(Publicado no site Escrita para Cinema e Televisão – João Nunes)
No que a arte da preparação de atores se parece com a escrita de um roteiro?
À primeira vista, essas duas áreas são bem diferentes. Se o roteiro é geralmente criado como um trabalho solitário entre o escritor e suas ideias, a preparação de atores é feita em colaboração de equipe geralmente muito tempo depois que o roteiro foi finalizado. Mas no livro “Fátima Toledo, interpretar a vida, viver o cinema”, a preparadora Fátima Toledo mostra muitos aspectos da preparação de elenco que podem contribuir, e muito, para a confecção do filme desde a fase do roteiro.

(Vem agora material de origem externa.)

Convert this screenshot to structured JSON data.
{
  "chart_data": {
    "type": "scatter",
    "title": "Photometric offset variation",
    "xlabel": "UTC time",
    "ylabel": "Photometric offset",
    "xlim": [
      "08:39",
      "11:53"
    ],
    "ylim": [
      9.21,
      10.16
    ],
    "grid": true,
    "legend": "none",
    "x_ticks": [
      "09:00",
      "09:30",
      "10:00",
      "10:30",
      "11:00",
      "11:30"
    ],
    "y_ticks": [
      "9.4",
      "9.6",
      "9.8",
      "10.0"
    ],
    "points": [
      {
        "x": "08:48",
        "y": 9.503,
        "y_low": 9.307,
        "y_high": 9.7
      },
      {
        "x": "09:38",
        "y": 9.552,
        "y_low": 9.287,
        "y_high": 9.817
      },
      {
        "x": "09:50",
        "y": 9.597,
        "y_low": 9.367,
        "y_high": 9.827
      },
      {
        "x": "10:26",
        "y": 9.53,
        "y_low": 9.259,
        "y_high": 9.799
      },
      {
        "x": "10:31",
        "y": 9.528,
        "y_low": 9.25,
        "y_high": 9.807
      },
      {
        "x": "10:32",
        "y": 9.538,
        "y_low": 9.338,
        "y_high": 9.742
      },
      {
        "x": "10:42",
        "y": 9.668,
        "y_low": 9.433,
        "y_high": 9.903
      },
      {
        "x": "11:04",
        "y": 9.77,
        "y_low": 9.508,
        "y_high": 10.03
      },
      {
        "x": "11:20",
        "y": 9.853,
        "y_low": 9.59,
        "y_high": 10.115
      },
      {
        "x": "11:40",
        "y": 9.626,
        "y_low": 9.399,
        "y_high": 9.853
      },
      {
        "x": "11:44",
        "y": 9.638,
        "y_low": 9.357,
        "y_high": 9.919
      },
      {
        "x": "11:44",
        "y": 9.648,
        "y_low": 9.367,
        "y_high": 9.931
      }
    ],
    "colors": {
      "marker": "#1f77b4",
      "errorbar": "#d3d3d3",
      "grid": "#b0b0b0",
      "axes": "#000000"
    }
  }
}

Desde que começou a trabalhar nessa área, em 1981 com o filme “Pixote”, de Hector Babenco, Fátima aprimorou um modo de trabalho para fazer os atores viverem seus personagens de uma forma visceral e de certa forma naturalista. O chamado Método, que Fátima desenvolve até hoje, propõe colocar os atores em contato com as situações do roteiro sempre voltando a atenção para contradições e sentimentos reprimidos.
No livro, que surgiu a partir de depoimentos de Fátima ao professor Maurício Cardoso, a preparadora de elenco relembra sua trajetória pelos filmes em que trabalhou. Não à toa, todos eles tiveram grande destaque e chamaram a atenção justamente pelas atuações fora do comum.

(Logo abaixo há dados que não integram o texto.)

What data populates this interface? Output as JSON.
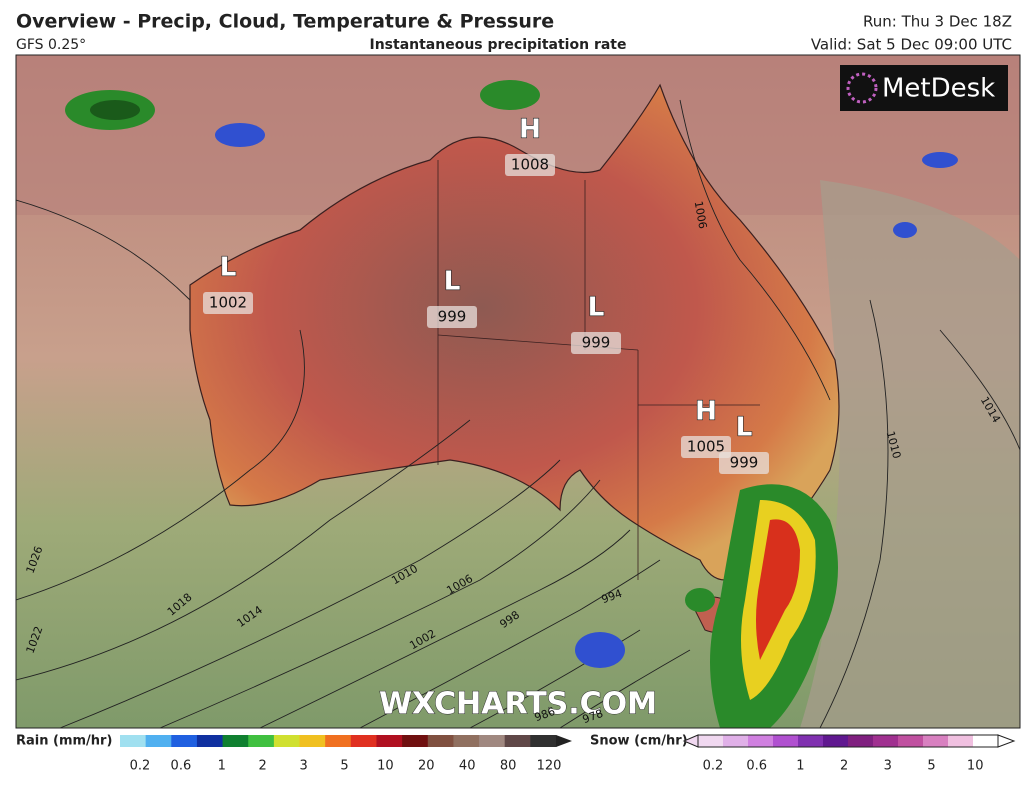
{
  "header": {
    "title": "Overview - Precip, Cloud, Temperature & Pressure",
    "model": "GFS 0.25°",
    "subtitle": "Instantaneous precipitation rate",
    "run": "Run: Thu 3 Dec 18Z",
    "valid": "Valid: Sat 5 Dec 09:00 UTC"
  },
  "logo": "MetDesk",
  "watermark": "WXCHARTS.COM",
  "pressure_centers": [
    {
      "letter": "H",
      "value": "1008"
    },
    {
      "letter": "L",
      "value": "1002"
    },
    {
      "letter": "L",
      "value": "999"
    },
    {
      "letter": "L",
      "value": "999"
    },
    {
      "letter": "H",
      "value": "1005"
    },
    {
      "letter": "L",
      "value": "999"
    }
  ],
  "isobar_labels": [
    "1006",
    "1014",
    "1010",
    "1026",
    "1022",
    "1018",
    "1014",
    "1010",
    "1006",
    "1002",
    "998",
    "994",
    "986",
    "978"
  ],
  "legend": {
    "rain_title": "Rain (mm/hr)",
    "rain_labels": [
      "0.2",
      "0.6",
      "1",
      "2",
      "3",
      "5",
      "10",
      "20",
      "40",
      "80",
      "120"
    ],
    "snow_title": "Snow (cm/hr)",
    "snow_labels": [
      "0.2",
      "0.6",
      "1",
      "2",
      "3",
      "5",
      "10"
    ]
  }
}
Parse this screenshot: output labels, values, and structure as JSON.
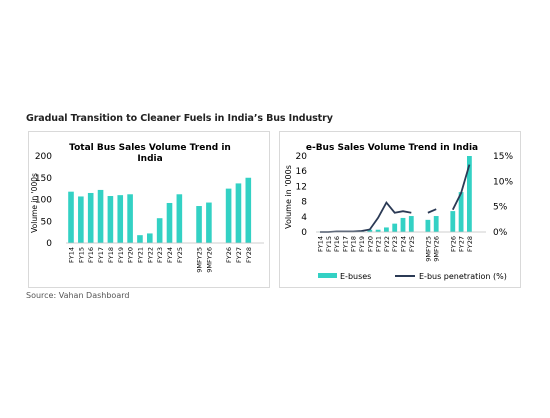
{
  "figure": {
    "title": "Gradual Transition to Cleaner Fuels in India’s Bus Industry",
    "source": "Source: Vahan Dashboard"
  },
  "colors": {
    "bar": "#33d1c4",
    "line": "#2b3a55",
    "axis": "#bfbfbf"
  },
  "chart_data": [
    {
      "type": "bar",
      "title": "Total Bus Sales Volume Trend in India",
      "ylabel": "Volume in '000s",
      "ylim": [
        0,
        200
      ],
      "yticks": [
        "0",
        "50",
        "100",
        "150",
        "200"
      ],
      "categories": [
        "FY14",
        "FY15",
        "FY16",
        "FY17",
        "FY18",
        "FY19",
        "FY20",
        "FY21",
        "FY22",
        "FY23",
        "FY24",
        "FY25",
        "9MFY25",
        "9MFY26",
        "FY26",
        "FY27",
        "FY28"
      ],
      "values": [
        118,
        107,
        115,
        122,
        108,
        110,
        112,
        18,
        22,
        57,
        92,
        112,
        85,
        93,
        125,
        137,
        150
      ],
      "grid": false,
      "legend": "none"
    },
    {
      "type": "bar+line",
      "title": "e-Bus Sales Volume Trend in India",
      "ylabel": "Volume in '000s",
      "ylim": [
        0,
        20
      ],
      "y2lim": [
        0,
        15
      ],
      "yticks": [
        "0",
        "4",
        "8",
        "12",
        "16",
        "20"
      ],
      "y2ticks": [
        "0%",
        "5%",
        "10%",
        "15%"
      ],
      "categories": [
        "FY14",
        "FY15",
        "FY16",
        "FY17",
        "FY18",
        "FY19",
        "FY20",
        "FY21",
        "FY22",
        "FY23",
        "FY24",
        "FY25",
        "9MFY25",
        "9MFY26",
        "FY26",
        "FY27",
        "FY28"
      ],
      "series": [
        {
          "name": "E-buses",
          "kind": "bar",
          "axis": "left",
          "values": [
            0.05,
            0.05,
            0.05,
            0.1,
            0.1,
            0.2,
            0.6,
            0.6,
            1.2,
            2.2,
            3.7,
            4.2,
            3.2,
            4.2,
            5.5,
            10.5,
            20.0
          ]
        },
        {
          "name": "E-bus penetration (%)",
          "kind": "line",
          "axis": "right",
          "values": [
            0.0,
            0.0,
            0.1,
            0.1,
            0.1,
            0.2,
            0.5,
            2.8,
            5.8,
            3.8,
            4.1,
            3.8,
            3.8,
            4.5,
            4.4,
            7.7,
            13.3
          ],
          "segments": [
            [
              0,
              11
            ],
            [
              12,
              13
            ],
            [
              14,
              16
            ]
          ]
        }
      ],
      "legend": "bottom"
    }
  ]
}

“Compreendi que não existe personagem mesmo, mas situações a serem vividas pelo ator. A verdade do ator deve estar presente na cena, senão ele se torna refém de uma construção artificial que costumamos chamar de personagem.”
Em depoimento no livro, o diretor Karim Ainouz, que trabalhou com Fátima em “O Céu de Suely”, ressalta a importância do Método na Retomada do Cinema Brasileiro.
“É como se o trabalho dela viesse a contribuir para tirarmos a poeira de um cinema que se colocava perto demais da televisão, da fala e da ausência de corpo, para um cinema mais próximo da dinâmica, do movimento do cinema em si, do coração.”
Em outro trecho, Wagner Moura, que trabalhou com a preparadora em “Cidade Baixa” e “Tropa de Elite”, afirma: “Fátima não trabalha com a ideia de personagem. Para ela, o personagem é você mesmo posto em contato com as situações dadas no roteiro”.
Isso chama a atenção para uma das controvérsias que envolvem o Método. Há quem afirme que Fátima destrua os atores, revelando aspectos até então não conhecidos (o lado Sombra, como ela diz) ou mesmo resgatando lembranças pessoais dolorosas do passado. Tanto é que muitos atores que trabalham com ela relatam situações de grande instabilidade física e emocional por conta da rotina rigorosa dos treinamentos. Trata-se do embate antigo entre pessoa e personagem e os limites (ou a falta deles) na hora da gravação.
“Hoje faço um exercício para separar minha energia das situações vividas no filme e das pessoas que participam dele. É um exercício interno que me libera dos sofrimentos experimentados durante os ensaios”, Fátima afirma.
No ponto de vista da produção de roteiros, as lições de Fátima ensinam a encontrar a diferença entre a individualidade do roteirista com o universo particular dos personagens. Ela defende que o objetivo final da prática do método deve ser experimentar as diferentes relações entre as personagens, nos afastando das aparências imediatas de cada cena.
Com as lições de Fátima Toledo, é possível ressaltar um dos elementos mais complicados na hora de escrever uma estória: o subtexto. O não dito, os gestos, as reações, as contradições e mesmo os pensamentos reprimidos desempenham uma função capaz de adicionar uma série de dimensões à estória como um todo. É dessa forma que o conhecimento do Método de Fátima Toledo pode contribuir para a criação de obras mais completas, interessantes e duradouras.
Referência: “Fátima Toledo, interpretar a vida, viver o cinema”, de Maurício Cardoso (editora LiberArs, São Paulo, SP, 2014).